Se damner pour un tweet…

Navrante, l’affaire Filoche ! Navrante parce que voilà un homme qui voulait être la mauvaise conscience de la gauche et qui se retrouve accusé d’antisémitisme, traduit devant le tribunal populaire des réseaux sociaux, et menacé d’excommunication par son propre parti ! Sa faute : un tweet nauséabond où se mêlent un Emmanuel Macron affublé d’un brassard qui ressemble fort à celui du parti nazi, le sigle du dollar remplaçant la croix gammée, des visages de personnalités d’origine juive, et des drapeaux américain et israélien avec un slogan : « en marche vers le chaos mondial ». Bref, tout cela ressemble fort à la thématique antisémite de l’entre-deux guerres où l’extrême droite menait des campagnes dénonçant la finance internationale, en accusant les juifs d’être aux commandes de celle-ci et de fomenter un complot contre les nations d’alors.

Je ne partage avec Gérard Filoche ni les emportements, ni les idées, ni les choix politiques. Tout au plus quelques unes de ses indignations. J’avais trouvé indignes et stupides certains de ses tweets, notamment lors de la mort accidentelle de l’ancien PDG de Total. Pour autant, je reste convaincu que l’antisémitisme ne fait pas partie de son ADN. Je serais donc fondé à estimer qu’il s’agit d’un navrant dérapage, à juger cela anecdotique et à passer à autre chose. Mais en y regardant de plus près, cette affaire est révélatrice d’inquiétantes dérives qui ne concernent pas seulement Gérard Filoche et qu’on ne peut laisser de côté.

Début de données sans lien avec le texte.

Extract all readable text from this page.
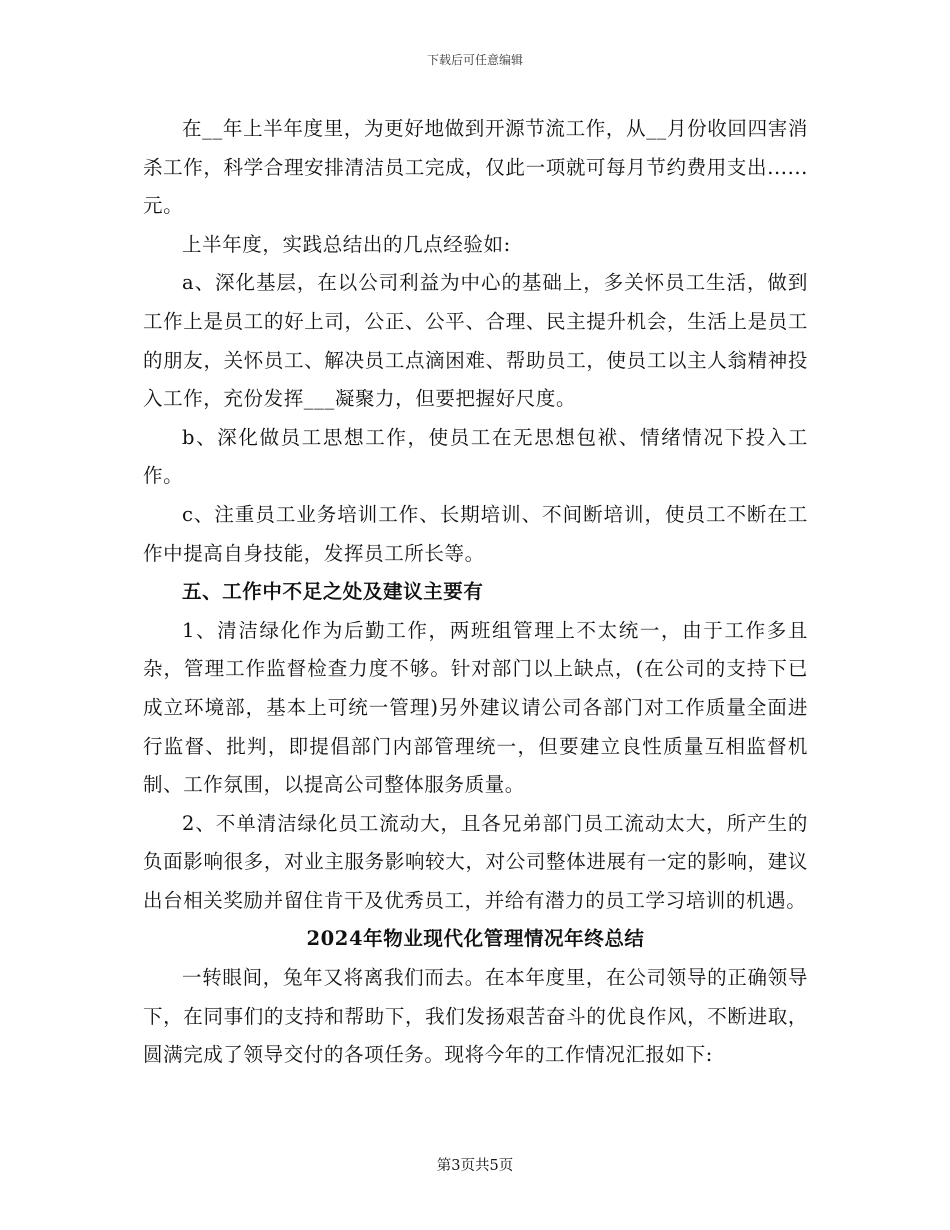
下载后可任意编辑

在__年上半年度里，为更好地做到开源节流工作，从__月份收回四害消杀工作，科学合理安排清洁员工完成，仅此一项就可每月节约费用支出......元。

上半年度，实践总结出的几点经验如:

a、深化基层，在以公司利益为中心的基础上，多关怀员工生活，做到工作上是员工的好上司，公正、公平、合理、民主提升机会，生活上是员工的朋友，关怀员工、解决员工点滴困难、帮助员工，使员工以主人翁精神投入工作，充份发挥___凝聚力，但要把握好尺度。

b、深化做员工思想工作，使员工在无思想包袱、情绪情况下投入工作。

c、注重员工业务培训工作、长期培训、不间断培训，使员工不断在工作中提高自身技能，发挥员工所长等。

五、工作中不足之处及建议主要有

1、清洁绿化作为后勤工作，两班组管理上不太统一，由于工作多且杂，管理工作监督检查力度不够。针对部门以上缺点，(在公司的支持下已成立环境部，基本上可统一管理)另外建议请公司各部门对工作质量全面进行监督、批判，即提倡部门内部管理统一，但要建立良性质量互相监督机制、工作氛围，以提高公司整体服务质量。

2、不单清洁绿化员工流动大，且各兄弟部门员工流动太大，所产生的负面影响很多，对业主服务影响较大，对公司整体进展有一定的影响，建议出台相关奖励并留住肯干及优秀员工，并给有潜力的员工学习培训的机遇。

2024年物业现代化管理情况年终总结

一转眼间，兔年又将离我们而去。在本年度里，在公司领导的正确领导下，在同事们的支持和帮助下，我们发扬艰苦奋斗的优良作风，不断进取，圆满完成了领导交付的各项任务。现将今年的工作情况汇报如下:

第3页共5页
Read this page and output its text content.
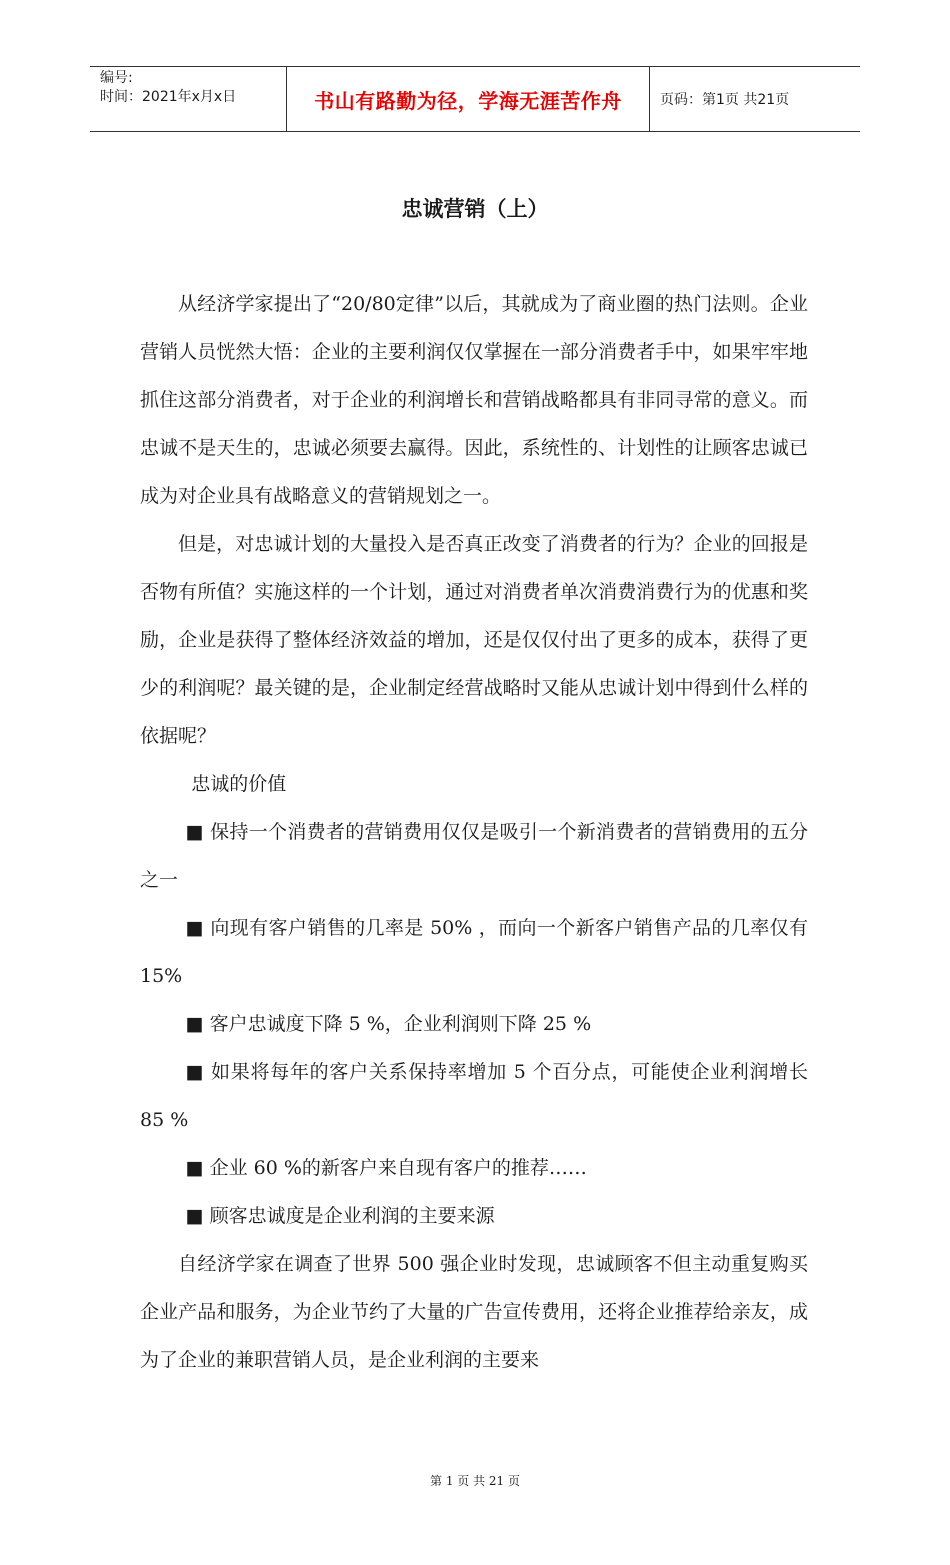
编号:
时间：2021年x月x日	书山有路勤为径，学海无涯苦作舟	页码：第1页 共21页
忠诚营销（上）

从经济学家提出了“20/80定律”以后，其就成为了商业圈的热门法则。企业营销人员恍然大悟：企业的主要利润仅仅掌握在一部分消费者手中，如果牢牢地抓住这部分消费者，对于企业的利润增长和营销战略都具有非同寻常的意义。而忠诚不是天生的，忠诚必须要去赢得。因此，系统性的、计划性的让顾客忠诚已成为对企业具有战略意义的营销规划之一。

但是，对忠诚计划的大量投入是否真正改变了消费者的行为？企业的回报是否物有所值？实施这样的一个计划，通过对消费者单次消费消费行为的优惠和奖励，企业是获得了整体经济效益的增加，还是仅仅付出了更多的成本，获得了更少的利润呢？最关键的是，企业制定经营战略时又能从忠诚计划中得到什么样的依据呢？

忠诚的价值

■ 保持一个消费者的营销费用仅仅是吸引一个新消费者的营销费用的五分之一

■ 向现有客户销售的几率是 50% ，而向一个新客户销售产品的几率仅有 15%

■ 客户忠诚度下降 5 %，企业利润则下降 25 %

■ 如果将每年的客户关系保持率增加 5 个百分点，可能使企业利润增长 85 %

■ 企业 60 %的新客户来自现有客户的推荐……

■ 顾客忠诚度是企业利润的主要来源

自经济学家在调查了世界 500 强企业时发现，忠诚顾客不但主动重复购买企业产品和服务，为企业节约了大量的广告宣传费用，还将企业推荐给亲友，成为了企业的兼职营销人员，是企业利润的主要来

第 1 页 共 21 页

Comment cet homme en est-il arrivé là ? La première explication réside dans l’incapacité d’une large part du personnel politique à prouver son existence en dehors du bruit qu’il provoque. Et Gérard Filoche n’échappe pas à ce travers. Tout est donc bon pour faire le buzz ! Les réseaux sociaux apportent à la fois une réponse à cette angoisse existentielle et un outil parfaitement adapté pour donner l’illusion d’une visibilité dans l’espace médiatique. La seconde explication réside dans le mécanisme mis en œuvre. En l’espèce, un proche de Gérard Filoche gère son compte Twitter et multiplie les tweets sans que celui-ci n’effectue le moindre contrôle a priori de leur contenu. Un minimum de familiarité entre le détenteur du compte Twitter et celui qui l’administre est censé assurer la cohérence entre les messages émis et les idées de leur auteur supposé. La confiance entre eux fait le reste.

Et c’est là que le bât blesse. En effet, le fait que le gestionnaire du compte de Gérard Filoche ait repris l’image sur un site d’extrême droite révèle non seulement son inculture et son absence totale de discernement, mais aussi la porosité de plus en plus grande que l’on observe aujourd’hui, singulièrement à la gauche de la gauche, entre anti-sionisme et anti-sémitisme. S’en prendre à la politique de l’état d’Israël à l’égard des palestiniens devient vite agression à l’égard des juifs. L’amalgame entre les USA et Israël, entre la finance et les USA patrie du grand capital, entre palestiniens et Islam renforce la théorie du complot. Quoi de plus facile alors que de jeter la suspicion sur tous ceux qui ont des origines juives, quoi de plus insidieux que d’utiliser des allusions par l’image ?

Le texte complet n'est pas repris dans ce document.